Le vélo est le moyen de transport privilégié des maraîchers des quartiers urbano-ruraux. © B. Mouanda pour J.A.

La Ruashi, l’art et la mine

Les uns vous diront que c’est la commune la plus propre, les autres qu’elle approvisionne en légumes toute la capitale provinciale. Bien qu’urbaine, la Ruashi (dans le nord-est de la ville) se distingue par ses espaces verts. C’est sur son territoire que se trouve la première mine exploitée de façon traditionnelle avant la colonisation et la création de la ville. Aujourd’hui encore, des creuseurs continuent à tenter leur chance dans l’espoir d’améliorer le quotidien.

La Ruashi est aussi considérée comme la commune la plus culturelle de Lubumbashi. Elle abrite un marché des oeuvres et objets d’art et, surtout, de nombreux ateliers d’artistes peintres, de plasticiens, ainsi que d’artisans qui gagnent leur vie en fabriquant des objets en malachite, ce carbonate de cuivre de couleur vert vif. Ils confient leur production à des vendeurs qui se chargent de l’écouler, notamment auprès de visiteurs de passage à Lubumbashi.

Dans de beaux draps

Depuis quelques années, le parc hôtelier de Lubumbashi ne cesse de s’améliorer. La ville dispose désormais d’une trentaine d’hôtels de standing (et de quelques excellentes maisons d’hôtes). La plupart proposent des chambres climatisées, une connexion à internet, un restaurant où la cuisine étrangère n’éclipse pas celle du pays, une piscine et parfois une discothèque. Les prix sont raisonnables : de 140 à 350 dollars (de 100 à 250 euros) la nuitée pour les plus haut de gamme, et de 30 à 100 dollars pour les plus modestes.
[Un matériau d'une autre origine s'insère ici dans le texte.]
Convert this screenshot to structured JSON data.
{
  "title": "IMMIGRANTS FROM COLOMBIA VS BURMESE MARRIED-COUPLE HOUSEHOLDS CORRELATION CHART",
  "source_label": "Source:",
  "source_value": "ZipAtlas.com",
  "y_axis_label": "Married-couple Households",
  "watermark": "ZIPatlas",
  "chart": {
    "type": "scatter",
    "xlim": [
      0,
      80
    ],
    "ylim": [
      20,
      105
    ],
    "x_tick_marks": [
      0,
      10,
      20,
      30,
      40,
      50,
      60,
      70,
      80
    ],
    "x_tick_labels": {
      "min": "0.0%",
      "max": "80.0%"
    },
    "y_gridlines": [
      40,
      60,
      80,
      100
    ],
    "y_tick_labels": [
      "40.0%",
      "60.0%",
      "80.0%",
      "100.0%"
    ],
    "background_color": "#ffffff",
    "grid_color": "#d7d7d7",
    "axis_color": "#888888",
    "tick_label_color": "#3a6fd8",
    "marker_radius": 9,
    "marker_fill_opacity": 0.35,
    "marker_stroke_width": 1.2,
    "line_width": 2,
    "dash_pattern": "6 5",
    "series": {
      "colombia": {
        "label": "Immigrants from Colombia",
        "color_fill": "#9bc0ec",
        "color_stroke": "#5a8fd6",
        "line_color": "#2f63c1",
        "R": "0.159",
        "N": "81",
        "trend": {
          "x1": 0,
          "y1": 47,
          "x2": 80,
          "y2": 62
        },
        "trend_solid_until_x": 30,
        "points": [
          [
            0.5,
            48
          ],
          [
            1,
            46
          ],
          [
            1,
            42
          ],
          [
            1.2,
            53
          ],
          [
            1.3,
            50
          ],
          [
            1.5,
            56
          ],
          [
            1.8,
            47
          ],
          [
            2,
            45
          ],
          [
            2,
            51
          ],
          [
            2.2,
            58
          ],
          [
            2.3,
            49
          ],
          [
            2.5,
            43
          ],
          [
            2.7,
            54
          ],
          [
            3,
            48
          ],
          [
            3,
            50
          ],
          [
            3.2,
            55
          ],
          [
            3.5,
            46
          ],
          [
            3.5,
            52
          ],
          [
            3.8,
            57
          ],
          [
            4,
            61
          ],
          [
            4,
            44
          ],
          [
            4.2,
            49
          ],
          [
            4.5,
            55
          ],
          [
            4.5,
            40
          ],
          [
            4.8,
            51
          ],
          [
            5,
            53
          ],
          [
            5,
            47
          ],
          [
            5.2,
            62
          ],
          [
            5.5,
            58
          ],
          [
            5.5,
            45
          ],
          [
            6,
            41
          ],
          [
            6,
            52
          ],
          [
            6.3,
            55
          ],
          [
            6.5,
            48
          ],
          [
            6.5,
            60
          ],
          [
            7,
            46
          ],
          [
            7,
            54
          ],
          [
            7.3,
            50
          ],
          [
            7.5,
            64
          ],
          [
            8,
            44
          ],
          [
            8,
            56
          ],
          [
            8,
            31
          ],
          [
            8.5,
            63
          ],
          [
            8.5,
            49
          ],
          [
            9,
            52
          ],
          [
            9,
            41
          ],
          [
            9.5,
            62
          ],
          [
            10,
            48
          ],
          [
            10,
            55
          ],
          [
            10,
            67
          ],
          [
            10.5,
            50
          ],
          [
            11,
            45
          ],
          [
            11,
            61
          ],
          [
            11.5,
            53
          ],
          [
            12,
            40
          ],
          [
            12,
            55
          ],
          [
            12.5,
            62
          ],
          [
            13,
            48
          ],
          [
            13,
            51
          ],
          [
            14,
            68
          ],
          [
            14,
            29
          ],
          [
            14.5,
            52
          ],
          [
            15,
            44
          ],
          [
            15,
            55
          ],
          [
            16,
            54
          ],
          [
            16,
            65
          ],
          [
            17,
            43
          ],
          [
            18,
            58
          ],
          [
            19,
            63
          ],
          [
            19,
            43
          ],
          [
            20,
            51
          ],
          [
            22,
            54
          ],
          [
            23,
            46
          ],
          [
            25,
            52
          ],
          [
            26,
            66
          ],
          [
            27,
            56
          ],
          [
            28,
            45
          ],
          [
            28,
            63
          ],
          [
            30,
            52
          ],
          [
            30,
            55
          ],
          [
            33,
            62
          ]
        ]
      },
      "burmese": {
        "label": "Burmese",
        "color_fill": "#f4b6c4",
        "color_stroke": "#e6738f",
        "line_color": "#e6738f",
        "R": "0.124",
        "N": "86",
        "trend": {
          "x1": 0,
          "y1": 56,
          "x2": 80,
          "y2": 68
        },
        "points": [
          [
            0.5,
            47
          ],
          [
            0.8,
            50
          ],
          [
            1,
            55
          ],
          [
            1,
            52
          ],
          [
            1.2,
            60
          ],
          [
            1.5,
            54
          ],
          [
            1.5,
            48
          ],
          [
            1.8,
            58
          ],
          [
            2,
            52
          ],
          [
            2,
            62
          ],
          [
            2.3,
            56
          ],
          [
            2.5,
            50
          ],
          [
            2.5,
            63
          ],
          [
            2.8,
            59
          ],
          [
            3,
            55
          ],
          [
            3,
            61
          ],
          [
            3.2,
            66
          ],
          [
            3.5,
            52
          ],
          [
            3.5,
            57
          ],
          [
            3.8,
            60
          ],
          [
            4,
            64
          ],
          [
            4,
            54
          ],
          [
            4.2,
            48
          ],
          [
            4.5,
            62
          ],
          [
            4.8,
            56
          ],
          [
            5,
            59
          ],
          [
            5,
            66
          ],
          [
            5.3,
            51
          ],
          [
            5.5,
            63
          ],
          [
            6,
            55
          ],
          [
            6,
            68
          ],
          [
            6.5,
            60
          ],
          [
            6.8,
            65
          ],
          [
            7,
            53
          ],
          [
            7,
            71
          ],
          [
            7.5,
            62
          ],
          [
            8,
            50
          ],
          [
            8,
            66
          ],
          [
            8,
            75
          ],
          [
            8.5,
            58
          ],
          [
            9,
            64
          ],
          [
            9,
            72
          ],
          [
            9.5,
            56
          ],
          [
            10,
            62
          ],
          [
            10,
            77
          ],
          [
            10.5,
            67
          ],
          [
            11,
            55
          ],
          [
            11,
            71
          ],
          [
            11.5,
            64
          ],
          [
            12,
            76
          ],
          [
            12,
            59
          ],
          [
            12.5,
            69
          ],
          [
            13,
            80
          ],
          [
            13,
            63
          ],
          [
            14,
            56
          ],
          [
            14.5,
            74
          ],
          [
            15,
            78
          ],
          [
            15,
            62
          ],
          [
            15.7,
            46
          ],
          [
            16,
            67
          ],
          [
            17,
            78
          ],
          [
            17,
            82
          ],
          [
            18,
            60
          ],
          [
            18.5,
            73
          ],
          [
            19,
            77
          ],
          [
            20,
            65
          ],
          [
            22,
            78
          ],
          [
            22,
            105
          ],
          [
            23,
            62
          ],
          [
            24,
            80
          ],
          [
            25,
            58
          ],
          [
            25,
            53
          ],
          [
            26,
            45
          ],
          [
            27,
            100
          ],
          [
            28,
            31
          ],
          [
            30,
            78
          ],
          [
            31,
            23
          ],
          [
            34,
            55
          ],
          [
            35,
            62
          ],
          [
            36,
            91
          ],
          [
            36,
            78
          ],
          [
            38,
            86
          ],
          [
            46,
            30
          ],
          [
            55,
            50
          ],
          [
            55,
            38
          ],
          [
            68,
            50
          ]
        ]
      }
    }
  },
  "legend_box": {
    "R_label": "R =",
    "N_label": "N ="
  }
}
La palme va au Grand Karavia : 194 chambres sur 6 étages, centre de conférences, restaurant, jardin, piscine… Donnant sur le golf et situé à quelques centaines de mètres du lac Kipopo, ce cinq-étoiles a été restauré et rouvert en 2010 par le groupe britannique Lonrho. Grand confort également au Planet Hollybum, avenue Kilela-Balanda, dans une ambiance intimiste (26 chambres, boutique artisanale, jardin, piscine…), même si sa discothèque et son restaurant (pizzas, cuisine française et spécialités congolaises) sont très fréquentés.

En plein centre-ville, avenue du 30-Juin, le Lubumbashi (36 chambres), ouvert en 2009 par le groupe Simco, mérite bien ses trois étoiles. Tout aussi central, au croisement de l’avenue Munongo et de la chaussée Laurent-Désiré-Kabila, le Park Hotel est l’un des plus anciens de la ville (ex-Hôtel Léopold-II, construit en 1929). L’immeuble de style colonial a gardé tout son charme, et son restaurant, le Safari Grill, lové dans un patio arboré, est particulièrement réputé. Enfin, non loin de là, plus modeste et nécessitant un bon rafraîchissement, le Bellevue, situé à l’angle des avenues Munongo et Mwepu, est une référence architecturale du centre-ville. Le bâtiment à façade circulaire orné d’un balcon à colonnades a été transformé en hôpital de la Croix-Rouge italienne de 1960 à 1980, avant de retrouver sa fonction d’hôtel et d’être classé au patrimoine mondial de l’Unesco.


Le Grand Karavia, rouvert en 2010. © Sikasso pour J.A.